January 10, 2023 by  
Filed under Christian Life, Family Focus

By Heather Allen- 

When I was six I was overcome. I knelt down and confessed that I sinned, regularly, I needed someone who would intervene. I became a teenager. I wrestled with staying home from the parties that would spiral into intoxication and sensuality. Not because I wanted to go, but because I didn’t want to be left out. But then five drunken lives are permanently altered as their car runs off the road and headlong into a tree. Three are dead, two shattered, and my public school turned into a funeral home. The consequences of compromise are far worse than being alone. Weeks after death and regret, the parties kick up again. The pattern repeats. God stands near to the broken, will we turn, will we bid He intervene?

I become an adult. I look for a new pattern. Surely the church is transformed. Surely believers extend their arms. Surely, we the beloved of God flood love on all that is broken. But it is not so, and the mildew starts here in my own hearth. Growing from an insecure doubt that I am not who God says.

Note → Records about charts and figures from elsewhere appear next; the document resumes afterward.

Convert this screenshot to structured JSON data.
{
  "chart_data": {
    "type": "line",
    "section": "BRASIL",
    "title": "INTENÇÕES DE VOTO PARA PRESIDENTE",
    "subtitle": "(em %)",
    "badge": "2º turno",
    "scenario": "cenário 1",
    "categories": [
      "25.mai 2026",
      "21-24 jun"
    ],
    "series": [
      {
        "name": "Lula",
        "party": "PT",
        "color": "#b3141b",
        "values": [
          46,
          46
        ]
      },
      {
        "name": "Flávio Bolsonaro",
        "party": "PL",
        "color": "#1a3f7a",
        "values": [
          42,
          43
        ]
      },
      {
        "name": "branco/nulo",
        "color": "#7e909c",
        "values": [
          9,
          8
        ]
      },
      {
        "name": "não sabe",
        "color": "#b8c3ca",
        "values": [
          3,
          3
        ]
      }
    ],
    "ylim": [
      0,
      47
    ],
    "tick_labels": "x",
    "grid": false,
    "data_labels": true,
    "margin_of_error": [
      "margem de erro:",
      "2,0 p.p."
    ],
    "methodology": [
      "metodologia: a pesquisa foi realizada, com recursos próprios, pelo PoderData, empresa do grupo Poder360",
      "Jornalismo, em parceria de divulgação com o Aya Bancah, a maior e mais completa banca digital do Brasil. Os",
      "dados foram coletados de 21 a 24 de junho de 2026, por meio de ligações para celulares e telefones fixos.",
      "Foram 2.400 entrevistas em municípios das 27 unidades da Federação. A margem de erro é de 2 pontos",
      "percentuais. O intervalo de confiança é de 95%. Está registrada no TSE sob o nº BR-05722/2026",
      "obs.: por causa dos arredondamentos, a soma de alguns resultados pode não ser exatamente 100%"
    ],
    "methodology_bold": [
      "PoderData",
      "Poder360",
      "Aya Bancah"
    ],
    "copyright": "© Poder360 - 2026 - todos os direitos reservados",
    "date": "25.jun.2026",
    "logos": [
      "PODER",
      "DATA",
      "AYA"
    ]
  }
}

The foundation has been laid. Years and years ago. But human insecurity never quits whispering “You are not enough, you will never be enough.” I hold hands with the enemy inclining my head in agreement. “So here is the plan, look around you…you’re better than that guy over there, but you’re a loser compared to her. She would never be your friend, so just ignore her.” And it turns out that he has substance to spare, and she is hurting for a true friend.

My daughter and I take a drive. She abruptly turns to me “When we seek God’s glory we find our empty, lonely emotions overcome by the jolting purposefulness of living in God’s plan.” Is serving God, by loving others, worth trading for the emptiness found in seeking what’s best for self?

We sojourn together you and I, traversing the dusty Earth roads. Will we trip one another, or will we grab hold and run together? Will we live the beautiful blessing of discipleship and fellowship? Will we be the Pharisee or the Good Samaritan? Will we stop to help the ones left to die alone? Will we follow the Pharisee who uttered all the right words and never put them into practice, or will we be the Samaritan who cared more for a broken man than his own reputation, wallet, or time?

A few weeks ago, I walked by a woman who needs my friendship in order to chat with the friend I want. I felt a pinch in my spirit. I appealed for God’s strength to love others better than myself. He reminded me that small deeds of kindness are weightier than I fathom. Intervention in one life affects eternity. Christ made himself of no reputation in order to save us. So when He says “follow me” He is asking us to live from the knowledge that we are loved, valuable, and worth redeeming. This is home. A grounding point from which we find the stability and support to love our fellow traveler.